Cuando dejar de sentir parece la solución: el peligro de hibernar por dentro
Hay animales que cuando llega el frío, simplemente se meten en su madriguera y esperan. No luchan contra el invierno. No intentan convencer al viento de que cambie de dirección. Se apagan, conservan energía, y aguardan. En cierto modo, es un instinto brillante.
El problema es cuando los humanos hacemos lo mismo con las emociones, y luego olvidamos que la primavera ya llegó hace meses.
Esto no es depresión clínica, aunque a veces se le parece. No es tristeza con nombre y apellidos. Es algo más silencioso, más traicionero: un estado de adormecimiento interior que empieza como protección y acaba siendo una jaula cómoda. Lo que algunos llaman hibernación emocional.
El momento en que el cuerpo dice «hasta aquí»

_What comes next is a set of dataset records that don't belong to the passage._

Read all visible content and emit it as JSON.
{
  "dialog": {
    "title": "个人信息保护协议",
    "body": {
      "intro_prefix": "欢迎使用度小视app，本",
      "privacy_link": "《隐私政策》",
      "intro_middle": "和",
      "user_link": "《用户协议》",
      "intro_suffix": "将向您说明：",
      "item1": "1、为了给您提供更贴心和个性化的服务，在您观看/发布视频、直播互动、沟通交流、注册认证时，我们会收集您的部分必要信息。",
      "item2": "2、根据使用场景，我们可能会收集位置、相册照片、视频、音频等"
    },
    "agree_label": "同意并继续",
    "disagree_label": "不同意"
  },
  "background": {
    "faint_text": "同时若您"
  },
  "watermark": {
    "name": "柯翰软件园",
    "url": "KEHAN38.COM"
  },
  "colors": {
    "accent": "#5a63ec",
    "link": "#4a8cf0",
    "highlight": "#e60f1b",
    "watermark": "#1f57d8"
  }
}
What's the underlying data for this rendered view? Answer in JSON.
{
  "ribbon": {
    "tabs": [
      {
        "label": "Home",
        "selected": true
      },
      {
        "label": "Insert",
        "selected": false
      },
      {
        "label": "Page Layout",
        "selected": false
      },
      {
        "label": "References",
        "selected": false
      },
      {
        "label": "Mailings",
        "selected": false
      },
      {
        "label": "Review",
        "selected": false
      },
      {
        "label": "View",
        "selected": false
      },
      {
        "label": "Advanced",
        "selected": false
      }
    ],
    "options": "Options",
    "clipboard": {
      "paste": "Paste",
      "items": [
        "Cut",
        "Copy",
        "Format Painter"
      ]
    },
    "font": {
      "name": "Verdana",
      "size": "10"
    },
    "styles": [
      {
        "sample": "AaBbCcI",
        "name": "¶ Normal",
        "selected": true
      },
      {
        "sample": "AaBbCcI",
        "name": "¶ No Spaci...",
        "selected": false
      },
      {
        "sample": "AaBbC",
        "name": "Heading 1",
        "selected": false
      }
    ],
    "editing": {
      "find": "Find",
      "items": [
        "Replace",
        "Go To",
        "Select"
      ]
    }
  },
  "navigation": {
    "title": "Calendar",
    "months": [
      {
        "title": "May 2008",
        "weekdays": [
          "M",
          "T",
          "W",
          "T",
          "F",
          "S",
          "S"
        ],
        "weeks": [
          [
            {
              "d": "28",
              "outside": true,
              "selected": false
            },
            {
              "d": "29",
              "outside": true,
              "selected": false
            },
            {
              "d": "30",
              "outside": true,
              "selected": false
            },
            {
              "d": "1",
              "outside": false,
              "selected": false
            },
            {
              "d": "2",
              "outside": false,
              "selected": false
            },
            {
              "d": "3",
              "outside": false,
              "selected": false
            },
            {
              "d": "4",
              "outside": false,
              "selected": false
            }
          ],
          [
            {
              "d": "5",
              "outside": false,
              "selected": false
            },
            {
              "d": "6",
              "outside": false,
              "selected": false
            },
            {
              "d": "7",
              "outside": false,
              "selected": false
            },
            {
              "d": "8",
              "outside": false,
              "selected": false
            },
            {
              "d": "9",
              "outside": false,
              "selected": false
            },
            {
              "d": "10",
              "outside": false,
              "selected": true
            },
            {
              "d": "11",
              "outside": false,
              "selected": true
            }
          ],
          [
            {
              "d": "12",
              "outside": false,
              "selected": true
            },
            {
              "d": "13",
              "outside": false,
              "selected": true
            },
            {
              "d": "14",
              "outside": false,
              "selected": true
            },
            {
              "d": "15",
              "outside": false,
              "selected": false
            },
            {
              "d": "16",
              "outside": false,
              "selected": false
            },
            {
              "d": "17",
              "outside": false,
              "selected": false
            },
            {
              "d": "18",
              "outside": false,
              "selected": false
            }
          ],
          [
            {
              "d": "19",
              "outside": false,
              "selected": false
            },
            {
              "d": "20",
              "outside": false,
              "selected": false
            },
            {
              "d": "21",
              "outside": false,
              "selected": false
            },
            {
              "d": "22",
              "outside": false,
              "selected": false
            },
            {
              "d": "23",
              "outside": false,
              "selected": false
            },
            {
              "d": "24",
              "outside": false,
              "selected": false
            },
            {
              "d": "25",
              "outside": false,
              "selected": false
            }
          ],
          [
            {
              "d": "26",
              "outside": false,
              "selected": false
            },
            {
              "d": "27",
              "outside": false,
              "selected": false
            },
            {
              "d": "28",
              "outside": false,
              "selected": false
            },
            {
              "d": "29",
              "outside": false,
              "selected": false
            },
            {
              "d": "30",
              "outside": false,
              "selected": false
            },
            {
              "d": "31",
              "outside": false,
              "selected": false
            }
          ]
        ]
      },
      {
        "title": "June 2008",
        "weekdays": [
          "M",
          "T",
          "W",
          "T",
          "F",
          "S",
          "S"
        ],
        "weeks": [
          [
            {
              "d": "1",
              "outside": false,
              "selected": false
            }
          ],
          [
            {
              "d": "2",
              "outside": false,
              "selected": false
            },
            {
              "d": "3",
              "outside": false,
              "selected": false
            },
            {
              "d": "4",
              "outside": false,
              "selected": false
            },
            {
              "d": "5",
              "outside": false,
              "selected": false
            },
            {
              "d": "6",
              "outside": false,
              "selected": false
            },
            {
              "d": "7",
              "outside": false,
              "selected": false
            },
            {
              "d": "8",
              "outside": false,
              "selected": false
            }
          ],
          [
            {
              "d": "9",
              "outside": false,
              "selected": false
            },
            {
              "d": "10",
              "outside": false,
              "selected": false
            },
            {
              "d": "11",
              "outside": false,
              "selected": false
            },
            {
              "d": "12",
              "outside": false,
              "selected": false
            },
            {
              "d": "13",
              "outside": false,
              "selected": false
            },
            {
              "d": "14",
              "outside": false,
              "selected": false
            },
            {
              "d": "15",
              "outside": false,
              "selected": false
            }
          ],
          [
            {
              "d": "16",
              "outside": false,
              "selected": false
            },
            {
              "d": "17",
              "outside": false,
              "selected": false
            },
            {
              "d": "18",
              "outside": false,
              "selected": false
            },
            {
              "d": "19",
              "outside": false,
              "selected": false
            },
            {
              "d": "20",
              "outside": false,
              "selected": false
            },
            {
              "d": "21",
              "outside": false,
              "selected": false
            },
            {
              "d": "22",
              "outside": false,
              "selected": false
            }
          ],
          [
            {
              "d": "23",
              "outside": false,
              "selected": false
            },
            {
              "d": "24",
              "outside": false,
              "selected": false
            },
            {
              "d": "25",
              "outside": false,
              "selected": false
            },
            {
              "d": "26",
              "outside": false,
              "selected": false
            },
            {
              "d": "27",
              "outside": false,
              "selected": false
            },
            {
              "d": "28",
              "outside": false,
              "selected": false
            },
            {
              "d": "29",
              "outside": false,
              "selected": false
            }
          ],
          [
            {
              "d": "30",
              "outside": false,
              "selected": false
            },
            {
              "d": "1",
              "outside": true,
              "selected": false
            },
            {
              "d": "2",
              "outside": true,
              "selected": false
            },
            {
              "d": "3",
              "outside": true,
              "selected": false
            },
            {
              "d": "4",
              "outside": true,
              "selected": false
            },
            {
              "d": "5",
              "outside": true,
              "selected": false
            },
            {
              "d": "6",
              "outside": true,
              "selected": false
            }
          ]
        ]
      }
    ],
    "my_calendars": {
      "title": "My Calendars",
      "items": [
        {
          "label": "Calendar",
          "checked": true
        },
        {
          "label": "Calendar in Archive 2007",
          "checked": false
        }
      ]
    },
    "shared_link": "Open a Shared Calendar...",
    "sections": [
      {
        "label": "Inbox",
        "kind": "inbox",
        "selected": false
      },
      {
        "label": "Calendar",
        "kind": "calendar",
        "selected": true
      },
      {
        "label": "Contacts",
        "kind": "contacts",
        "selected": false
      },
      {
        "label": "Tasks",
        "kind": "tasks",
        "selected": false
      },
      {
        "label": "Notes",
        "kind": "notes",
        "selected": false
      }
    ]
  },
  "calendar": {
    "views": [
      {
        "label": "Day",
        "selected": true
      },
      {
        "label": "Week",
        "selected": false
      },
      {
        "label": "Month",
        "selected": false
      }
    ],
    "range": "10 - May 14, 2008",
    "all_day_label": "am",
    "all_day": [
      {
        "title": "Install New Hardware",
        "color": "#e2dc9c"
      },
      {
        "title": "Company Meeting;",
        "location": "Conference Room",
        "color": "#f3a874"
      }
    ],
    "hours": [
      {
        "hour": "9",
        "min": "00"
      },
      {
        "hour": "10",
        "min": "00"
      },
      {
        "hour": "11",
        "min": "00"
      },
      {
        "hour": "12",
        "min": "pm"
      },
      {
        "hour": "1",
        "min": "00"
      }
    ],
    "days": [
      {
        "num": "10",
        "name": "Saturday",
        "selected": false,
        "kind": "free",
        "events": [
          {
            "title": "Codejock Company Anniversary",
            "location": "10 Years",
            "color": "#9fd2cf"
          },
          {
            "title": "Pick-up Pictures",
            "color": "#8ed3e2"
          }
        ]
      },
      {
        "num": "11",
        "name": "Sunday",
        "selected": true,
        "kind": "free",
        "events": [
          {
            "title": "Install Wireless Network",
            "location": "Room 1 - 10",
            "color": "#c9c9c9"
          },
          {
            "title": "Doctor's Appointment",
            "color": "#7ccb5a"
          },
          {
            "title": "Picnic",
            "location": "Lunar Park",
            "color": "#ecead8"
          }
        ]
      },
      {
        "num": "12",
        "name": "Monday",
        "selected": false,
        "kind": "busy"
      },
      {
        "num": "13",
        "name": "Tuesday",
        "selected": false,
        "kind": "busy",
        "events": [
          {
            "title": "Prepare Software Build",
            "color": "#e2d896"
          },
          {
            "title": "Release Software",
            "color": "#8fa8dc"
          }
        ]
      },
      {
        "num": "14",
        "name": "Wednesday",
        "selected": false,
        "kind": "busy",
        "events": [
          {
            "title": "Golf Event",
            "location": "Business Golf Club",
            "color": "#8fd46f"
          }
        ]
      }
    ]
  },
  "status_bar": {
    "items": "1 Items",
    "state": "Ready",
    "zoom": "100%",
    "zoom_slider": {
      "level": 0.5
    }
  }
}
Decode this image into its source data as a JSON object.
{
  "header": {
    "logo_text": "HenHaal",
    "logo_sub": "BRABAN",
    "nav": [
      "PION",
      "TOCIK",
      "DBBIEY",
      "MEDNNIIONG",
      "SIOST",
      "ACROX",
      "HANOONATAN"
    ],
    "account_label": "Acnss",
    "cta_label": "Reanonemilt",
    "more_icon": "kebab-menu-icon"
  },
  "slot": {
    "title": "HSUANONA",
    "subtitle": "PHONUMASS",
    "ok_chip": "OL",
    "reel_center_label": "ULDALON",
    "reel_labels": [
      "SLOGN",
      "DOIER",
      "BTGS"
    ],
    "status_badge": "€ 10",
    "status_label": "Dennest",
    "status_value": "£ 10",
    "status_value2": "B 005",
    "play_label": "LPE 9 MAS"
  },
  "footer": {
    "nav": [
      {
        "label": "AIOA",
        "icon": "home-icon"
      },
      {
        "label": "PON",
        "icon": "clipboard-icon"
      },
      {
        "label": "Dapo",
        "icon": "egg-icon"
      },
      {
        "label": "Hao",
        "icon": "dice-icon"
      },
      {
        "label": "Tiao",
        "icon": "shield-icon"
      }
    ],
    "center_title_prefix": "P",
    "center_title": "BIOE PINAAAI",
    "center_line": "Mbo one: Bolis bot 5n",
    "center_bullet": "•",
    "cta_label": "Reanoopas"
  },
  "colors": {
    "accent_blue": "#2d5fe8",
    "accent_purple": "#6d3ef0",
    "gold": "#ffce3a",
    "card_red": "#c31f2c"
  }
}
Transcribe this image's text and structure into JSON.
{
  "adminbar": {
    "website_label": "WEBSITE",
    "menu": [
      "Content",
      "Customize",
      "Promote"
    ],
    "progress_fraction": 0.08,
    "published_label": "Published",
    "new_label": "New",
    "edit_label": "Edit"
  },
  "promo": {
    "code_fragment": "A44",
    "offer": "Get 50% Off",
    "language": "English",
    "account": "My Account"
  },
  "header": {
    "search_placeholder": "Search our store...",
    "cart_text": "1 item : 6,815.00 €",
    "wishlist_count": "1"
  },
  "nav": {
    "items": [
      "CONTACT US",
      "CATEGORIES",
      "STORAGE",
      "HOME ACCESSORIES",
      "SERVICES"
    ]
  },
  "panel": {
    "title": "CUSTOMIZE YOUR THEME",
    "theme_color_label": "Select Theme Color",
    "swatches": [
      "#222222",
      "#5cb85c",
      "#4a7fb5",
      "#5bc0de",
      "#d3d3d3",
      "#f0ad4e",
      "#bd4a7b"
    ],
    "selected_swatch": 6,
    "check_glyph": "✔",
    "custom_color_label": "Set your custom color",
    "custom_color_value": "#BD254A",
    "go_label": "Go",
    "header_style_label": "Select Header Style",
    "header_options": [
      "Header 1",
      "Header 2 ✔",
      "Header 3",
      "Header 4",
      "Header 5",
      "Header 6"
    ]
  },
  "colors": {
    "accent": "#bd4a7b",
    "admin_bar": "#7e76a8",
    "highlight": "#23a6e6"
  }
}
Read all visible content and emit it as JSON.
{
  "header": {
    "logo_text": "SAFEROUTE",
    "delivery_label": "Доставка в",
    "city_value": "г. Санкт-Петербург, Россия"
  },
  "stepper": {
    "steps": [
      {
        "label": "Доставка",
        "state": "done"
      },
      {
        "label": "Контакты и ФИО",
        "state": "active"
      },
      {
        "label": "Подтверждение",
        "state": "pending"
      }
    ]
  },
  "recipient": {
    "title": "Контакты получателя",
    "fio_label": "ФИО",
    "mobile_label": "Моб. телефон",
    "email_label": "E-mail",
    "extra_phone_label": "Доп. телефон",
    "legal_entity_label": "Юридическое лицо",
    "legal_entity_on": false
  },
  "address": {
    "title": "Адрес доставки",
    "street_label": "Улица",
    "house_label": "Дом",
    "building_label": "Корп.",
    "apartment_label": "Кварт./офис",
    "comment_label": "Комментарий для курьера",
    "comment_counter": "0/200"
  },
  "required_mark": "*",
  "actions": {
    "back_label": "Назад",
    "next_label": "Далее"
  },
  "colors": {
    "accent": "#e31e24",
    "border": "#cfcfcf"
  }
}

Nadie decide hibernar emocionalmente de forma consciente. Nadie se levanta un martes por la mañana y piensa: «Hoy empiezo a no sentir nada». Ocurre de forma gradual, casi imperceptible, después de que algo —o un acumulado de muchas cosas— nos ha golpeado lo suficiente.
Puede ser una ruptura que no lloramos del todo. Un trabajo que nos fue consumiendo sin que nos diéramos cuenta. Una amistad que se fue enfriando y que decidimos no rescatar. Una pérdida que «gestionamos bien» porque no había tiempo para no gestionarla bien.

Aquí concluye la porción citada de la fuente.